Wenn wir hier in New Mexico wären, läge die andere Seite dieses Canyons in Neufundland.

Jamie mußte sich bewußt zwingen, seine Aufmerksamkeit auf das Abschlagen von Steinproben zu konzentrieren. Trotzdem dachte er über die Welt auf dem Grund der größten Schlucht des Sonnensystems nach, während er im Geschirr baumelnd mit seiner Arbeit begann. Wir haben nicht damit gerechnet, daß es im Sommer Nebel geben würde, haben nicht geglaubt, daß dafür genug Feuchtigkeit in der Luft wäre. Unten im Hellas-Becken, ja. Aber hier nicht. Ich wünschte, wir hätten Proben von dem Zeug nehmen können. Vielleicht sind es Eiskristalle. Aber es sieht nicht wie Eisnebel aus. Andererseits, woran soll man das erkennen? Hier herrschen andere Gesetze, oder zumindest andere Bedingungen. Im Bodenbereich des Canyons muß es ein ganz anderes Ökosystem geben als jenes, das wir an der Oberfläche sehen. Vielleicht ist die Luft da unten dichter. Feuchter. Wärmer. Vielleicht gibt es da unten Leben, das sich in warmen kleinen Nischen verbirgt –

wie unsere Vorfahren, die in Höhlen gehaust haben.

Hier hätten wir unser Basislager aufschlagen sollen, nicht auf dieser langweiligen Ebene. Dann hätten wir unsere Zeit damit verbringen können, den Canyon zu erforschen. Diese alte Furche im Boden hat uns mehr zu erzählen als jeder andere Ort auf dem Mars.

Jamie, der in seinem Geschirr ein paar Meter unterhalb des Randes der Schlucht und viele Kilometer über ihrem dunstigen Grund schwebte, war froh darüber, daß diese Felswände sich grundlegend von denen in den Badlands von Noctis Labyrinthus unterschieden. Dort hatten sie aus einem einheitlichen Stück eisenroten Steins bestanden. Hier waren sie geschichtet, Lage um Lage, so verwittert und gefurcht wie die Mesas daheim, informative Seiten eines versteinerten Buches, das demjenigen, der die Fähigkeit und die Geduld besaß, es zu lesen, die ganze Geschichte dieser Welt erzählte.

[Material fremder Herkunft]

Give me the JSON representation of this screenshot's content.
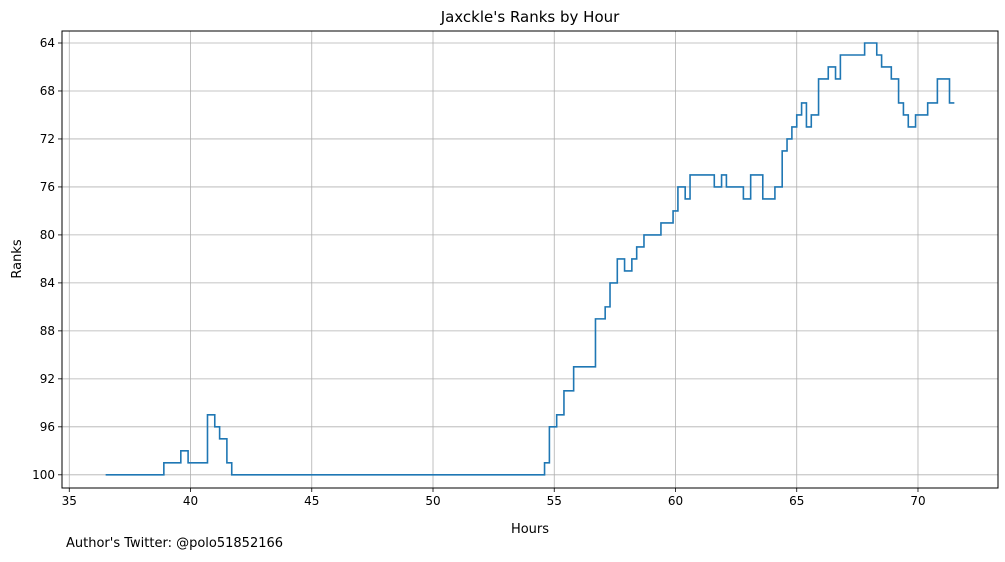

Die oberste Schicht der Felswand, unmittelbar unter der überlagernden Gesteinsschicht, war beinahe weich gewesen, das Gestein bröckelig, leicht loszubrechen. Auf der Erde wäre es von Wind und Regen im geologischen Handumdrehen abgetragen worden. Aber hier auf dem trockenen, ruhigen, sanften Mars konnte es äonenlang ungestört bleiben, wo es war; nur die langsame Erosion durch die Sonnenwärme und die nächtliche Kälte würde es irgendwann zerbrechen. Trotzdem gab es kein Wasser in dieser Schicht, darauf wäre Jamie jede Wette eingegangen. Nicht einmal Permafrost. Sonst hätte die Ausdehnung und Kontraktion des Wassers im Verlauf des Tag-und-Nacht-Zyklus einen solch krümeligen Stein sehr rasch zerbröselt.

Die nächste Schicht bestand aus viel härterem Gestein von dunklerem Rot. Mehr Eisen, vermutete Jamie. Shergottit, wie der Meteorit, den ich in der Antarktis gefunden habe.

Jamie machte sich mit seinem Handpickel ans Werk, bis er mehrere lose Steinchen in der freien Hand hatte. Splitter und abgeschlagene Stücke fielen rasselnd in die Tiefe, fielen außer Sicht und außer Hörweite, hinunter zum Grund des Canyons so weit unten. Als Jamie die Gesteinsproben in einen Sammelbeutel gleiten ließ, merkte er, daß er von der Anstrengung schweißüberströmt war. Das Gebläse des Anzugs zischte; es klang, als wäre es wütend auf ihn, weil er ihm derart zusetzte.